Urn burials date from the second and first centuries B.C., and coffins and sarcophagi made of stone, tiles, and brick date from the first through third centuries A.D. Other finds have included coins, epigraphic remains, works of art, fine silver and glass dishware, and numerous gold, silver, and bronze bracelets, rings, earrings, pendants, medallions, and other ornaments set with colored stones and gems.
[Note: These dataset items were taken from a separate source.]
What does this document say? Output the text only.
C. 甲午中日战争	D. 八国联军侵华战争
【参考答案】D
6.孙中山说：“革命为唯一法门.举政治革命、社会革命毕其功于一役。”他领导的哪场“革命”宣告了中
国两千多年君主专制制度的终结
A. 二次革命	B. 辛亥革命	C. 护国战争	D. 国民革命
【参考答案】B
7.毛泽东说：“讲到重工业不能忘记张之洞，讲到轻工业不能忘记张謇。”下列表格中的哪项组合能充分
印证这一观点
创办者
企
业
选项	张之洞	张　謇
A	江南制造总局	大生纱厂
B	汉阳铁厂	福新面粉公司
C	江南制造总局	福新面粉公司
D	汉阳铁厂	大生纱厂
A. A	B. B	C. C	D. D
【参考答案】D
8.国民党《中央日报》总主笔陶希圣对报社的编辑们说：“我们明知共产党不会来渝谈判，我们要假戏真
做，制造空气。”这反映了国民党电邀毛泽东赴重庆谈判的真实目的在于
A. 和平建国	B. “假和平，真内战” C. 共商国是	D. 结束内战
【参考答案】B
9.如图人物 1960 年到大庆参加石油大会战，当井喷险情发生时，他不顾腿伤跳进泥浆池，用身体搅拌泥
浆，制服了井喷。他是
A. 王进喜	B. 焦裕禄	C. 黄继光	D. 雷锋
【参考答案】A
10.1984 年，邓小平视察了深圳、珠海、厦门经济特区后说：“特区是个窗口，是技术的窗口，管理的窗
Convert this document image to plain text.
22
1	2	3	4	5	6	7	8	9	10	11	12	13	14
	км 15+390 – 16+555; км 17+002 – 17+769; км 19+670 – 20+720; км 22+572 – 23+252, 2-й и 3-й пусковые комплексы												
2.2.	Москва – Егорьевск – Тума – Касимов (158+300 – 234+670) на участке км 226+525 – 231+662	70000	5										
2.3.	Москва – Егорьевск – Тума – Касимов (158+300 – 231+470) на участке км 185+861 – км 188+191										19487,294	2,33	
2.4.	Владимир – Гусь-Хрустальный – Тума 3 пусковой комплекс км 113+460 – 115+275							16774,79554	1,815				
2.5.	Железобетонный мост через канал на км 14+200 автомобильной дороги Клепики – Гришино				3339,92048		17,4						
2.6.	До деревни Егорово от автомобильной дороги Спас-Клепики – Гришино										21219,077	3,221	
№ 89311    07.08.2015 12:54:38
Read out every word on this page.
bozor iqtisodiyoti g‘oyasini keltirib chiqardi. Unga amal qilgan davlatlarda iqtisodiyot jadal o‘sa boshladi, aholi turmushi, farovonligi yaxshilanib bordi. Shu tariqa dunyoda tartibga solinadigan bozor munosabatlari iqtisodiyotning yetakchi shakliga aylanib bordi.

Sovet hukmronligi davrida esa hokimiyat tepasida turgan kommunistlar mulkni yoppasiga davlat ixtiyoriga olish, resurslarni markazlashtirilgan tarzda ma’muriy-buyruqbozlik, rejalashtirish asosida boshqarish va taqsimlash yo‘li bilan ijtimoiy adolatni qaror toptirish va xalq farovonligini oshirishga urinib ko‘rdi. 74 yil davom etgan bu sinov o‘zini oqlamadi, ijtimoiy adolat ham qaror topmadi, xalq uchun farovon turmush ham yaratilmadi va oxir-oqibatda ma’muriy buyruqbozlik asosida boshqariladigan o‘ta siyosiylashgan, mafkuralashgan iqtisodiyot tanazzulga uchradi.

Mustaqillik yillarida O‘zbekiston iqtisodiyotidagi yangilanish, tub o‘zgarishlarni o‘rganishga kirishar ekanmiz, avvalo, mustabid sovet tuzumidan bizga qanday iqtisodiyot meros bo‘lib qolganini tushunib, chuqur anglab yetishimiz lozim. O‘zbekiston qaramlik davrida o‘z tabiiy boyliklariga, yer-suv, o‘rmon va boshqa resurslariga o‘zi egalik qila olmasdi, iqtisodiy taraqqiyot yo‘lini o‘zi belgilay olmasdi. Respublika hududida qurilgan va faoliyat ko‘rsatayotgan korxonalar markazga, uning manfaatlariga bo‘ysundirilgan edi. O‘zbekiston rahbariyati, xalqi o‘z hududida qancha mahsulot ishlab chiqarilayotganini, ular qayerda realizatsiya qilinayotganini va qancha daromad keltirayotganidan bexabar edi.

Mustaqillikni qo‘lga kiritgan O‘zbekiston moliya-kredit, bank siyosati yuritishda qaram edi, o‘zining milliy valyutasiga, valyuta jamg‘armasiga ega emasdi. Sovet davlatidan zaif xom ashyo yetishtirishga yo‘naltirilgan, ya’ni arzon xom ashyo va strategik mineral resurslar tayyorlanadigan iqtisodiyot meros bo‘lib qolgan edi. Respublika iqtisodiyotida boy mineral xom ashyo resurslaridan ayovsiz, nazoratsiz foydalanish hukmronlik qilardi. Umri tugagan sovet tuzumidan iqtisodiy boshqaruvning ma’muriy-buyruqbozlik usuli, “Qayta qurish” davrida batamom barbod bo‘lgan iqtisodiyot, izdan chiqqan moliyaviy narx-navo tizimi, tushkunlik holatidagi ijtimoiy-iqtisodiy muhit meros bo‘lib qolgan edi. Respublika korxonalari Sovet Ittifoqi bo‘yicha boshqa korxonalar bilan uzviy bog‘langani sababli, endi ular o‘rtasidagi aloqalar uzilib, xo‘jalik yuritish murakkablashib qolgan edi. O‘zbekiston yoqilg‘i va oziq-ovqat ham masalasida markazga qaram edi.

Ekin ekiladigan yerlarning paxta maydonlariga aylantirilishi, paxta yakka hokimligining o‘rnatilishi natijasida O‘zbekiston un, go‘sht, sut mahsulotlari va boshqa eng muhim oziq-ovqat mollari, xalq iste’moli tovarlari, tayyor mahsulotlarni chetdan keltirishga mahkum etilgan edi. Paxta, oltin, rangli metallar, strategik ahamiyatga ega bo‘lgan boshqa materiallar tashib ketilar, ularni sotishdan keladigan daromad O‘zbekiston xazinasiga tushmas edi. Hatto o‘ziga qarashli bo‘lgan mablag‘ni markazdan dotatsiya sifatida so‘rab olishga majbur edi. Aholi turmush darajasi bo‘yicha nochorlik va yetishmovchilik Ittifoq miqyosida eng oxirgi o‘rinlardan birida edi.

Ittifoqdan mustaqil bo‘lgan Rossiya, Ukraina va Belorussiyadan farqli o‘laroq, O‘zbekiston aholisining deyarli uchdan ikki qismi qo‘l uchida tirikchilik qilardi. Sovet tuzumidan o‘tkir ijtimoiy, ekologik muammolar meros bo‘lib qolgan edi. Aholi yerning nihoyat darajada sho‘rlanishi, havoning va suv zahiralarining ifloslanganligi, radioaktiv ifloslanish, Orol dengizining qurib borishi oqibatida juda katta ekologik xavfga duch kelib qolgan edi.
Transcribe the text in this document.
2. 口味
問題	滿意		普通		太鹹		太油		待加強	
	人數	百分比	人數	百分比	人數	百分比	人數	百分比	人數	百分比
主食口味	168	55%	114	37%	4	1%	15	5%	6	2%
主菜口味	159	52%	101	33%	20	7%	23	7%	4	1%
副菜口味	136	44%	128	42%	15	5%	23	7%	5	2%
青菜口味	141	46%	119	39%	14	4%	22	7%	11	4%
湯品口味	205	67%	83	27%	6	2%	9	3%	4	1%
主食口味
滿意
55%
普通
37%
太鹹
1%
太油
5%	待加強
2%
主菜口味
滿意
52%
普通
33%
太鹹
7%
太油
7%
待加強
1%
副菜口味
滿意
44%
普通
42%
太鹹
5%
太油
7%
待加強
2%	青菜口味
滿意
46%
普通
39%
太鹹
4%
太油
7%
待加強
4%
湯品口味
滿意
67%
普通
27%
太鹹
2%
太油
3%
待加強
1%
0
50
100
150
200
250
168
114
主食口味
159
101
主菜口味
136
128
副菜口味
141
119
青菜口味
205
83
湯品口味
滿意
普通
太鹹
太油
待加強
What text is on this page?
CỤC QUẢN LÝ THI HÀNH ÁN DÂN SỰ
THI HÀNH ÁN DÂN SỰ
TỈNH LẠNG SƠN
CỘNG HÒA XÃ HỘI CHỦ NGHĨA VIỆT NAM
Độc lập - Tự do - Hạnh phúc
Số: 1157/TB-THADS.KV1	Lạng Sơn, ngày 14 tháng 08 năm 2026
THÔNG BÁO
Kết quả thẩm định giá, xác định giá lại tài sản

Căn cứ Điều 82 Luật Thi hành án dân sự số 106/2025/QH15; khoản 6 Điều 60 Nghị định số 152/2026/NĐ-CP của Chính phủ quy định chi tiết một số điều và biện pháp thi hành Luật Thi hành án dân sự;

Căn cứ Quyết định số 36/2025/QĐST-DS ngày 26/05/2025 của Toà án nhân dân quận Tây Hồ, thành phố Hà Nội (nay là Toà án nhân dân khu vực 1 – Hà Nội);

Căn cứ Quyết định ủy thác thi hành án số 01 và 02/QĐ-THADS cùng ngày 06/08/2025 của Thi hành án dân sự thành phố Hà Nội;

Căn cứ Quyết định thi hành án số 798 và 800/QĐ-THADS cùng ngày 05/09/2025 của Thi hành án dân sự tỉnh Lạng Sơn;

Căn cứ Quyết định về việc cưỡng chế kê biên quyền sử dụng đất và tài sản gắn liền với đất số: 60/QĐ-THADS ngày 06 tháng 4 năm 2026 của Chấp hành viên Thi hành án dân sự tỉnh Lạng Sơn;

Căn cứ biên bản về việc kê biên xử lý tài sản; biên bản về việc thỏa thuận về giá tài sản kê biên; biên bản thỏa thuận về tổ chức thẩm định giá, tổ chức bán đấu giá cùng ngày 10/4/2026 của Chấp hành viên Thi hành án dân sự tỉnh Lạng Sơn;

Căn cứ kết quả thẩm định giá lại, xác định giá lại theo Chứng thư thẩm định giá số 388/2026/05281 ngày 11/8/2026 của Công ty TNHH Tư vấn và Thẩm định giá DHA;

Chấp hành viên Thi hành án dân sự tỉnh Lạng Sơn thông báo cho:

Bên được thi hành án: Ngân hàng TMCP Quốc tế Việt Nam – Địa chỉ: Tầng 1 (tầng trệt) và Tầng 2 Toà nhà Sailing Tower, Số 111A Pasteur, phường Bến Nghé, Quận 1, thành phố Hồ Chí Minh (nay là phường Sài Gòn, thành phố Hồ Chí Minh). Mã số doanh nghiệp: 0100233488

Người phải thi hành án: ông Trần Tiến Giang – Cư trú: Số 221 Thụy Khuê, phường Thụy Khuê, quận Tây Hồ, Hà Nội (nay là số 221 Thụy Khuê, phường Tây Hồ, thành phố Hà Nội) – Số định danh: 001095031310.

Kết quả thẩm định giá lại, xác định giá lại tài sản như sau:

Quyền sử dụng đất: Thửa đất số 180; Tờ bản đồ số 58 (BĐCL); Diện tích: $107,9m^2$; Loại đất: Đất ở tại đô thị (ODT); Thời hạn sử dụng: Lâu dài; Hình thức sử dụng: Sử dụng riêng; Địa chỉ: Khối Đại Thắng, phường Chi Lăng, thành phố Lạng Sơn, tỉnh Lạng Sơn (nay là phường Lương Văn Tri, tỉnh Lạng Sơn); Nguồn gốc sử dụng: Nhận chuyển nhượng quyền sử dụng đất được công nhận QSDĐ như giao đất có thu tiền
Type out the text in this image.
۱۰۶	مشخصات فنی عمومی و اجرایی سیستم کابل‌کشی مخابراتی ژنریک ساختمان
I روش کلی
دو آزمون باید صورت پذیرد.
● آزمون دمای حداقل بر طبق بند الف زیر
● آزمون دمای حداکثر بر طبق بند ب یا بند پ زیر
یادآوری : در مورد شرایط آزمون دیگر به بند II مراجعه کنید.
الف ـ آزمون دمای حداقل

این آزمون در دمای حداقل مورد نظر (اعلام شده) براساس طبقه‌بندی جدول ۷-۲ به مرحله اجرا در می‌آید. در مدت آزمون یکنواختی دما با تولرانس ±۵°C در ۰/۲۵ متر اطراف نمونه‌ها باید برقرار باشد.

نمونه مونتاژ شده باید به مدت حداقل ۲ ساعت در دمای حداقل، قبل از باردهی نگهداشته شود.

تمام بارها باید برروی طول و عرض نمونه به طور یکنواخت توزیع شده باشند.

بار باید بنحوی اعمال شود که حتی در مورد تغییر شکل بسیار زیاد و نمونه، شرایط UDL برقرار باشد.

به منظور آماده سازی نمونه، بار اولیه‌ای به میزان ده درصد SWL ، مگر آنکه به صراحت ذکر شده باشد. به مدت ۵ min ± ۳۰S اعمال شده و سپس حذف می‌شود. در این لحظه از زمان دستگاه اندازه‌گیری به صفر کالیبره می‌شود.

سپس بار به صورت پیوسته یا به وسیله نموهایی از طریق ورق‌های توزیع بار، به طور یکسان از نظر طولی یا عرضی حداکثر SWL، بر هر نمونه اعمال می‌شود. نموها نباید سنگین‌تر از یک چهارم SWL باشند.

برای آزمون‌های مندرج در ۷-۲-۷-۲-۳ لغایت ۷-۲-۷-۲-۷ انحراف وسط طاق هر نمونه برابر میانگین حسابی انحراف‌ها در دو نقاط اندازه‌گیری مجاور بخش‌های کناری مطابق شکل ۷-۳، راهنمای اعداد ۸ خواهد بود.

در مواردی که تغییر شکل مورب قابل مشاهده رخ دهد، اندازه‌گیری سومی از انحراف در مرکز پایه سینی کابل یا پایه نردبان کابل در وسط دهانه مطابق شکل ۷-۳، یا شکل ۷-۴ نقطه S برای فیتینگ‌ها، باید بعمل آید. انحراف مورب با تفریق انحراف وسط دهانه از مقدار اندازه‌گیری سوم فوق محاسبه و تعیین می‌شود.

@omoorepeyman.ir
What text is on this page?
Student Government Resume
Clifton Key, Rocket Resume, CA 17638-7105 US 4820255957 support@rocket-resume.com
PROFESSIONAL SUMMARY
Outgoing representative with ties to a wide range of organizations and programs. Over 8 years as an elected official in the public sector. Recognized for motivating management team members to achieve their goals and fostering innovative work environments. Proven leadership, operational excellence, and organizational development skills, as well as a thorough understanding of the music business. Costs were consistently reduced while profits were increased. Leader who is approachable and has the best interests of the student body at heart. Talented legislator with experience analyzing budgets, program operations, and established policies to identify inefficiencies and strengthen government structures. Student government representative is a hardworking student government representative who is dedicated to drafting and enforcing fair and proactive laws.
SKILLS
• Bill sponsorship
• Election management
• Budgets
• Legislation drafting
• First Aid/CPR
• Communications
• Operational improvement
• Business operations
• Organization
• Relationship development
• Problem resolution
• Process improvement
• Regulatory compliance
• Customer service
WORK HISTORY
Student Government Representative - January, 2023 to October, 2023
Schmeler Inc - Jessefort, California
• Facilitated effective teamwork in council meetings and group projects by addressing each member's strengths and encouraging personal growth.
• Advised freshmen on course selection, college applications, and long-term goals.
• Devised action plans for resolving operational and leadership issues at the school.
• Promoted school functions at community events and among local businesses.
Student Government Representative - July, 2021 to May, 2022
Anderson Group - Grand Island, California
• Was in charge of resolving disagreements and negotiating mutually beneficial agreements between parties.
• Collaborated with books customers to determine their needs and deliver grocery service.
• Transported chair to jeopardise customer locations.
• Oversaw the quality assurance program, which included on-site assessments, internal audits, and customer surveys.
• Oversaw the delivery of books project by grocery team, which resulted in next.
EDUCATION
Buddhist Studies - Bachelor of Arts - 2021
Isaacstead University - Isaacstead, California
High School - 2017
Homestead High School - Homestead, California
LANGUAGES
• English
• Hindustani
Burials in stone coffins (usually for families) and clay sarcophagi were widespread from the fourth through ninth centuries A.D. They reflect the establishment of early forms of feudalism. An abundance of locally produced glassware and toiletries, including metal pins with heads made of coral or colored stones were also uncovered.
Excavations at the Samtavro burial ground have contributed to the development of a reliable chronology over 3,000 years of the history of both Mtskheta and the culture of the peoples of eastern Georgia.
REFERENCESKalandadze, A. N. “Periodizatsiia pamiatnikov Samtavro.” Vestnik drevnei istorii, 1948, no. 3. Pages 171–72.
Lomtatidze, G. A. Arkheologicheskie raskopki v drevnegruzinskoi stolitse Mtskheta. Tbilisi, 1955.
Ch’ubinishvili, T. Mc’xet’is uzvelesi ark’eologiuri seglebi. Tbilisi, 1957.